The leading cause of fires in the kitchen is unattended cooking. Enid Assistant Fire Marshal Todd Hays said paying attention is the key to preventing cooking fires and lessening the chances for a holiday disaster.
“Most of the time, these fires are caused by leaving the stove unattended,” Hays said. “Stay in the kitchen if you are frying, grilling or broiling food. If you are simmering, baking, roasting or boiling food, check it regularly and remain in the home while the food is cooking. Use a timer to remind you that you are cooking.”
Problems will be discovered more quickly if we stay in the kitchen while cooking, Hays said. Keep a lid and an oven mitt handy to put out fires.
“One of the best and safest ways to extinguish a fire in a pan is to carefully slide a lid over the pan to smother the fire, turn off the burner and don’t move the pan until it’s cool,” he said.

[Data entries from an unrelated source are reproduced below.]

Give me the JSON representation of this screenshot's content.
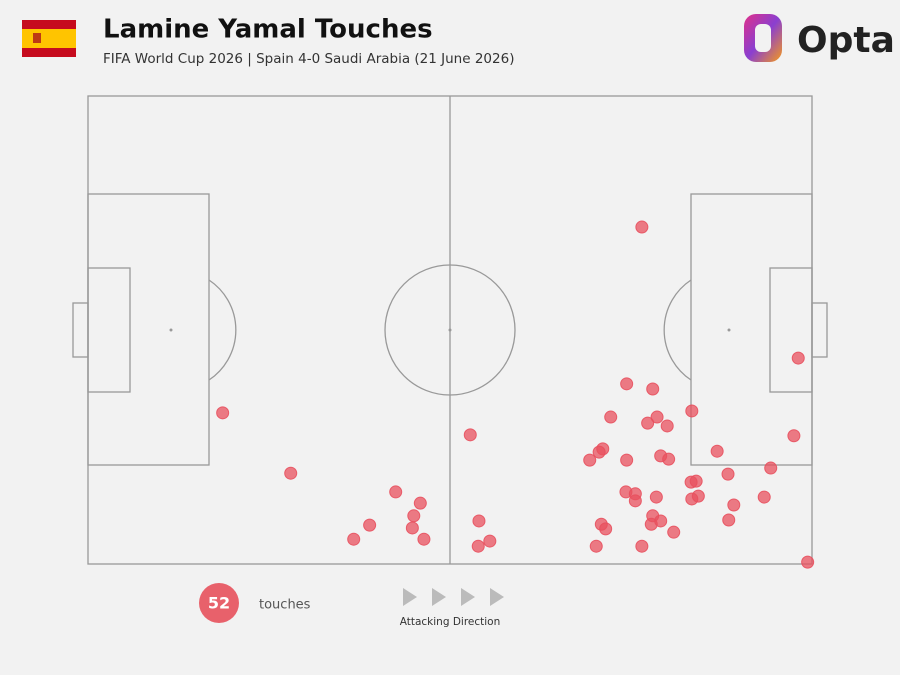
{
  "chart_data": {
    "type": "scatter",
    "title": "Lamine Yamal Touches",
    "subtitle": "FIFA World Cup 2026 | Spain 4-0 Saudi Arabia (21 June 2026)",
    "logo": "Opta",
    "count": 52,
    "count_label": "touches",
    "direction_label": "Attacking Direction",
    "color": "#e8505e",
    "xlim": [
      0,
      100
    ],
    "ylim": [
      0,
      100
    ],
    "x": [
      76.5,
      98.1,
      18.6,
      52.8,
      28.0,
      42.5,
      45.9,
      45.0,
      38.9,
      44.8,
      36.7,
      46.4,
      54.0,
      55.5,
      53.9,
      74.4,
      78.0,
      72.2,
      78.6,
      77.3,
      80.0,
      83.4,
      97.5,
      71.1,
      70.6,
      69.3,
      74.4,
      79.1,
      80.2,
      86.9,
      94.3,
      88.4,
      83.3,
      84.0,
      74.3,
      75.6,
      75.6,
      78.5,
      83.4,
      84.3,
      93.4,
      89.2,
      70.9,
      71.5,
      78.0,
      77.8,
      79.1,
      88.5,
      80.9,
      70.2,
      76.5,
      99.4
    ],
    "y": [
      72.0,
      44.0,
      32.3,
      27.6,
      19.4,
      15.4,
      13.0,
      10.3,
      8.3,
      7.7,
      5.3,
      5.3,
      9.2,
      4.9,
      3.8,
      38.5,
      37.4,
      31.4,
      31.4,
      30.1,
      29.5,
      32.7,
      27.4,
      24.6,
      23.9,
      22.2,
      22.2,
      23.1,
      22.4,
      24.1,
      20.5,
      19.2,
      17.5,
      17.7,
      15.4,
      15.0,
      13.5,
      14.3,
      13.9,
      14.5,
      14.3,
      12.6,
      8.5,
      7.5,
      10.3,
      8.5,
      9.2,
      9.4,
      6.8,
      3.8,
      3.8,
      0.4
    ]
  }
}
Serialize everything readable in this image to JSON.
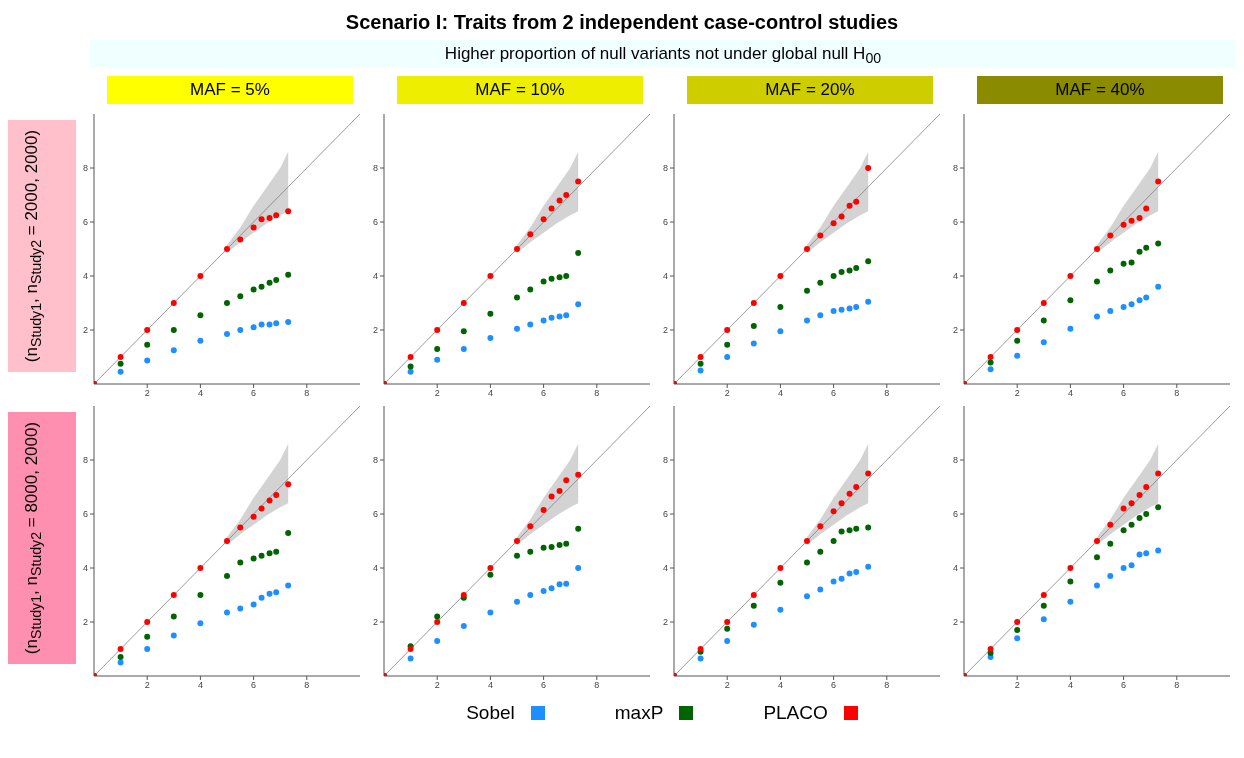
{
  "chart_data": [
    {
      "type": "scatter",
      "title": "MAF = 5%",
      "ylabel": "(n$_{Study1}$, n$_{Study2}$ = 2000, 2000)",
      "annotations": [
        "Scenario I: Traits from 2 independent case-control studies",
        "Higher proportion of null variants not under global null H$_{00}$"
      ],
      "xlim": [
        0,
        10
      ],
      "ylim": [
        0,
        10
      ],
      "xticks": [
        2,
        4,
        6,
        8
      ],
      "yticks": [
        2,
        4,
        6,
        8
      ],
      "grid": false,
      "marker": "circle",
      "x": [
        0,
        1,
        2,
        3,
        4,
        5,
        5.5,
        6,
        6.3,
        6.6,
        6.85,
        7.3
      ],
      "series": [
        {
          "type": "line",
          "color": "#808080",
          "line_style": "solid",
          "x": [
            0,
            5,
            5.5,
            6,
            6.5,
            7,
            7.3,
            10
          ],
          "values": [
            0,
            5,
            5.5,
            6,
            6.5,
            7,
            7.3,
            10
          ],
          "lower": [
            null,
            4.85,
            5.25,
            5.6,
            5.95,
            6.25,
            6.4,
            null
          ],
          "upper": [
            null,
            5.15,
            5.8,
            6.6,
            7.3,
            8.0,
            8.6,
            null
          ],
          "marker": "none"
        },
        {
          "color": "#1e8fff",
          "values": [
            0,
            0.45,
            0.87,
            1.25,
            1.6,
            1.85,
            2.0,
            2.1,
            2.2,
            2.2,
            2.25,
            2.3
          ]
        },
        {
          "color": "#006400",
          "values": [
            0,
            0.75,
            1.45,
            2.0,
            2.55,
            3.0,
            3.25,
            3.5,
            3.6,
            3.75,
            3.85,
            4.05
          ]
        },
        {
          "color": "#ff0000",
          "values": [
            0,
            1,
            2,
            3,
            4,
            5,
            5.35,
            5.8,
            6.1,
            6.15,
            6.25,
            6.4
          ]
        }
      ]
    },
    {
      "type": "scatter",
      "title": "MAF = 10%",
      "xlim": [
        0,
        10
      ],
      "ylim": [
        0,
        10
      ],
      "xticks": [
        2,
        4,
        6,
        8
      ],
      "yticks": [
        2,
        4,
        6,
        8
      ],
      "grid": false,
      "marker": "circle",
      "x": [
        0,
        1,
        2,
        3,
        4,
        5,
        5.5,
        6,
        6.3,
        6.6,
        6.85,
        7.3
      ],
      "series": [
        {
          "type": "line",
          "color": "#808080",
          "line_style": "solid",
          "x": [
            0,
            5,
            5.5,
            6,
            6.5,
            7,
            7.3,
            10
          ],
          "values": [
            0,
            5,
            5.5,
            6,
            6.5,
            7,
            7.3,
            10
          ],
          "lower": [
            null,
            4.85,
            5.25,
            5.6,
            5.95,
            6.25,
            6.4,
            null
          ],
          "upper": [
            null,
            5.15,
            5.8,
            6.6,
            7.3,
            8.0,
            8.6,
            null
          ],
          "marker": "none"
        },
        {
          "color": "#1e8fff",
          "values": [
            0,
            0.45,
            0.9,
            1.3,
            1.7,
            2.05,
            2.2,
            2.35,
            2.45,
            2.5,
            2.55,
            2.95
          ]
        },
        {
          "color": "#006400",
          "values": [
            0,
            0.65,
            1.3,
            1.95,
            2.6,
            3.2,
            3.5,
            3.8,
            3.9,
            3.95,
            4.0,
            4.85
          ]
        },
        {
          "color": "#ff0000",
          "values": [
            0,
            1,
            2,
            3,
            4,
            5,
            5.55,
            6.1,
            6.5,
            6.8,
            7.0,
            7.5
          ]
        }
      ]
    },
    {
      "type": "scatter",
      "title": "MAF = 20%",
      "xlim": [
        0,
        10
      ],
      "ylim": [
        0,
        10
      ],
      "xticks": [
        2,
        4,
        6,
        8
      ],
      "yticks": [
        2,
        4,
        6,
        8
      ],
      "grid": false,
      "marker": "circle",
      "x": [
        0,
        1,
        2,
        3,
        4,
        5,
        5.5,
        6,
        6.3,
        6.6,
        6.85,
        7.3
      ],
      "series": [
        {
          "type": "line",
          "color": "#808080",
          "line_style": "solid",
          "x": [
            0,
            5,
            5.5,
            6,
            6.5,
            7,
            7.3,
            10
          ],
          "values": [
            0,
            5,
            5.5,
            6,
            6.5,
            7,
            7.3,
            10
          ],
          "lower": [
            null,
            4.85,
            5.25,
            5.6,
            5.95,
            6.25,
            6.4,
            null
          ],
          "upper": [
            null,
            5.15,
            5.8,
            6.6,
            7.3,
            8.0,
            8.6,
            null
          ],
          "marker": "none"
        },
        {
          "color": "#1e8fff",
          "values": [
            0,
            0.5,
            1.0,
            1.5,
            1.95,
            2.35,
            2.55,
            2.7,
            2.75,
            2.8,
            2.85,
            3.05
          ]
        },
        {
          "color": "#006400",
          "values": [
            0,
            0.75,
            1.45,
            2.15,
            2.85,
            3.45,
            3.75,
            4.0,
            4.15,
            4.2,
            4.3,
            4.55
          ]
        },
        {
          "color": "#ff0000",
          "values": [
            0,
            1,
            2,
            3,
            4,
            5,
            5.5,
            5.95,
            6.2,
            6.6,
            6.75,
            8.0
          ]
        }
      ]
    },
    {
      "type": "scatter",
      "title": "MAF = 40%",
      "xlim": [
        0,
        10
      ],
      "ylim": [
        0,
        10
      ],
      "xticks": [
        2,
        4,
        6,
        8
      ],
      "yticks": [
        2,
        4,
        6,
        8
      ],
      "grid": false,
      "marker": "circle",
      "x": [
        0,
        1,
        2,
        3,
        4,
        5,
        5.5,
        6,
        6.3,
        6.6,
        6.85,
        7.3
      ],
      "series": [
        {
          "type": "line",
          "color": "#808080",
          "line_style": "solid",
          "x": [
            0,
            5,
            5.5,
            6,
            6.5,
            7,
            7.3,
            10
          ],
          "values": [
            0,
            5,
            5.5,
            6,
            6.5,
            7,
            7.3,
            10
          ],
          "lower": [
            null,
            4.85,
            5.25,
            5.6,
            5.95,
            6.25,
            6.4,
            null
          ],
          "upper": [
            null,
            5.15,
            5.8,
            6.6,
            7.3,
            8.0,
            8.6,
            null
          ],
          "marker": "none"
        },
        {
          "color": "#1e8fff",
          "values": [
            0,
            0.55,
            1.05,
            1.55,
            2.05,
            2.5,
            2.7,
            2.85,
            2.95,
            3.1,
            3.2,
            3.6
          ]
        },
        {
          "color": "#006400",
          "values": [
            0,
            0.8,
            1.6,
            2.35,
            3.1,
            3.8,
            4.2,
            4.45,
            4.5,
            4.9,
            5.05,
            5.2
          ]
        },
        {
          "color": "#ff0000",
          "values": [
            0,
            1,
            2,
            3,
            4,
            5,
            5.5,
            5.9,
            6.05,
            6.15,
            6.5,
            7.5
          ]
        }
      ]
    },
    {
      "type": "scatter",
      "ylabel": "(n$_{Study1}$, n$_{Study2}$ = 8000, 2000)",
      "legend": "bottom",
      "xlim": [
        0,
        10
      ],
      "ylim": [
        0,
        10
      ],
      "xticks": [
        2,
        4,
        6,
        8
      ],
      "yticks": [
        2,
        4,
        6,
        8
      ],
      "grid": false,
      "marker": "circle",
      "x": [
        0,
        1,
        2,
        3,
        4,
        5,
        5.5,
        6,
        6.3,
        6.6,
        6.85,
        7.3
      ],
      "series": [
        {
          "type": "line",
          "color": "#808080",
          "line_style": "solid",
          "x": [
            0,
            5,
            5.5,
            6,
            6.5,
            7,
            7.3,
            10
          ],
          "values": [
            0,
            5,
            5.5,
            6,
            6.5,
            7,
            7.3,
            10
          ],
          "lower": [
            null,
            4.85,
            5.25,
            5.6,
            5.95,
            6.25,
            6.4,
            null
          ],
          "upper": [
            null,
            5.15,
            5.8,
            6.6,
            7.3,
            8.0,
            8.6,
            null
          ],
          "marker": "none"
        },
        {
          "name": "Sobel",
          "color": "#1e8fff",
          "values": [
            0,
            0.5,
            1.0,
            1.5,
            1.95,
            2.35,
            2.5,
            2.65,
            2.9,
            3.05,
            3.1,
            3.35
          ]
        },
        {
          "name": "maxP",
          "color": "#006400",
          "values": [
            0,
            0.7,
            1.45,
            2.2,
            3.0,
            3.7,
            4.2,
            4.35,
            4.45,
            4.55,
            4.6,
            5.3
          ]
        },
        {
          "name": "PLACO",
          "color": "#ff0000",
          "values": [
            0,
            1,
            2,
            3,
            4,
            5,
            5.5,
            5.9,
            6.2,
            6.5,
            6.7,
            7.1
          ]
        }
      ]
    },
    {
      "type": "scatter",
      "xlim": [
        0,
        10
      ],
      "ylim": [
        0,
        10
      ],
      "xticks": [
        2,
        4,
        6,
        8
      ],
      "yticks": [
        2,
        4,
        6,
        8
      ],
      "grid": false,
      "marker": "circle",
      "x": [
        0,
        1,
        2,
        3,
        4,
        5,
        5.5,
        6,
        6.3,
        6.6,
        6.85,
        7.3
      ],
      "series": [
        {
          "type": "line",
          "color": "#808080",
          "line_style": "solid",
          "x": [
            0,
            5,
            5.5,
            6,
            6.5,
            7,
            7.3,
            10
          ],
          "values": [
            0,
            5,
            5.5,
            6,
            6.5,
            7,
            7.3,
            10
          ],
          "lower": [
            null,
            4.85,
            5.25,
            5.6,
            5.95,
            6.25,
            6.4,
            null
          ],
          "upper": [
            null,
            5.15,
            5.8,
            6.6,
            7.3,
            8.0,
            8.6,
            null
          ],
          "marker": "none"
        },
        {
          "color": "#1e8fff",
          "values": [
            0,
            0.65,
            1.3,
            1.85,
            2.35,
            2.75,
            3.0,
            3.15,
            3.25,
            3.4,
            3.42,
            4.0
          ]
        },
        {
          "color": "#006400",
          "values": [
            0,
            1.1,
            2.2,
            2.9,
            3.75,
            4.45,
            4.6,
            4.75,
            4.78,
            4.85,
            4.9,
            5.45
          ]
        },
        {
          "color": "#ff0000",
          "values": [
            0,
            1,
            2,
            3,
            4,
            5,
            5.55,
            6.15,
            6.65,
            6.85,
            7.25,
            7.45
          ]
        }
      ]
    },
    {
      "type": "scatter",
      "xlim": [
        0,
        10
      ],
      "ylim": [
        0,
        10
      ],
      "xticks": [
        2,
        4,
        6,
        8
      ],
      "yticks": [
        2,
        4,
        6,
        8
      ],
      "grid": false,
      "marker": "circle",
      "x": [
        0,
        1,
        2,
        3,
        4,
        5,
        5.5,
        6,
        6.3,
        6.6,
        6.85,
        7.3
      ],
      "series": [
        {
          "type": "line",
          "color": "#808080",
          "line_style": "solid",
          "x": [
            0,
            5,
            5.5,
            6,
            6.5,
            7,
            7.3,
            10
          ],
          "values": [
            0,
            5,
            5.5,
            6,
            6.5,
            7,
            7.3,
            10
          ],
          "lower": [
            null,
            4.85,
            5.25,
            5.6,
            5.95,
            6.25,
            6.4,
            null
          ],
          "upper": [
            null,
            5.15,
            5.8,
            6.6,
            7.3,
            8.0,
            8.6,
            null
          ],
          "marker": "none"
        },
        {
          "color": "#1e8fff",
          "values": [
            0,
            0.65,
            1.3,
            1.9,
            2.45,
            2.95,
            3.2,
            3.5,
            3.6,
            3.8,
            3.85,
            4.05
          ]
        },
        {
          "color": "#006400",
          "values": [
            0,
            0.9,
            1.75,
            2.6,
            3.45,
            4.2,
            4.6,
            5.0,
            5.35,
            5.4,
            5.45,
            5.5
          ]
        },
        {
          "color": "#ff0000",
          "values": [
            0,
            1,
            2,
            3,
            4,
            5,
            5.55,
            6.1,
            6.4,
            6.75,
            7.0,
            7.5
          ]
        }
      ]
    },
    {
      "type": "scatter",
      "xlim": [
        0,
        10
      ],
      "ylim": [
        0,
        10
      ],
      "xticks": [
        2,
        4,
        6,
        8
      ],
      "yticks": [
        2,
        4,
        6,
        8
      ],
      "grid": false,
      "marker": "circle",
      "x": [
        0,
        1,
        2,
        3,
        4,
        5,
        5.5,
        6,
        6.3,
        6.6,
        6.85,
        7.3
      ],
      "series": [
        {
          "type": "line",
          "color": "#808080",
          "line_style": "solid",
          "x": [
            0,
            5,
            5.5,
            6,
            6.5,
            7,
            7.3,
            10
          ],
          "values": [
            0,
            5,
            5.5,
            6,
            6.5,
            7,
            7.3,
            10
          ],
          "lower": [
            null,
            4.85,
            5.25,
            5.6,
            5.95,
            6.25,
            6.4,
            null
          ],
          "upper": [
            null,
            5.15,
            5.8,
            6.6,
            7.3,
            8.0,
            8.6,
            null
          ],
          "marker": "none"
        },
        {
          "color": "#1e8fff",
          "values": [
            0,
            0.7,
            1.4,
            2.1,
            2.75,
            3.35,
            3.7,
            4.0,
            4.1,
            4.5,
            4.55,
            4.65
          ]
        },
        {
          "color": "#006400",
          "values": [
            0,
            0.85,
            1.7,
            2.6,
            3.5,
            4.4,
            4.9,
            5.4,
            5.6,
            5.85,
            6.0,
            6.25
          ]
        },
        {
          "color": "#ff0000",
          "values": [
            0,
            1,
            2,
            3,
            4,
            5,
            5.6,
            6.2,
            6.4,
            6.7,
            7.0,
            7.5
          ]
        }
      ]
    }
  ]
}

Holiday decorations also can add an element of risk to homes during the holiday season.
“Christmas trees are involved in a number of house fires every year,” said Hays. “Artificial trees should be flame retardant and display a UL, or Underwriter’s Laboratory, listing.”
Live trees can be a serious problem if not hydrated properly.
“Some trees can absorb up to a gallon of water each day and should be placed in a stand or container that provides ample water,” said Hays. “The water level should be checked on a daily basis.”
Lighting displays also should have the label of an independent testing laboratory.
Replace any string of lights that has worn or broken cords or loose bulb connections. Connect no more than three strands of mini-light sets in a series. Turn off all light strings and decorations before leaving home or going to bed. Keep lit candles away from decorations and other things that can burn. Make sure to blow out candles before leaving a room or going to bed.
For those entertaining over the holidays, Hays said to test smoke alarms and tell guests about your home fire escape plan.
He said to ask smokers to keep their tobacco and matches and lighters with them at all times and not leave them on a shelf where children may have access.
Hosts with fire safety in mind should have smokers smoke outside and provide large, deep ashtrays. Hays said to ask smokers to wet cigarette butts with water before discarding them.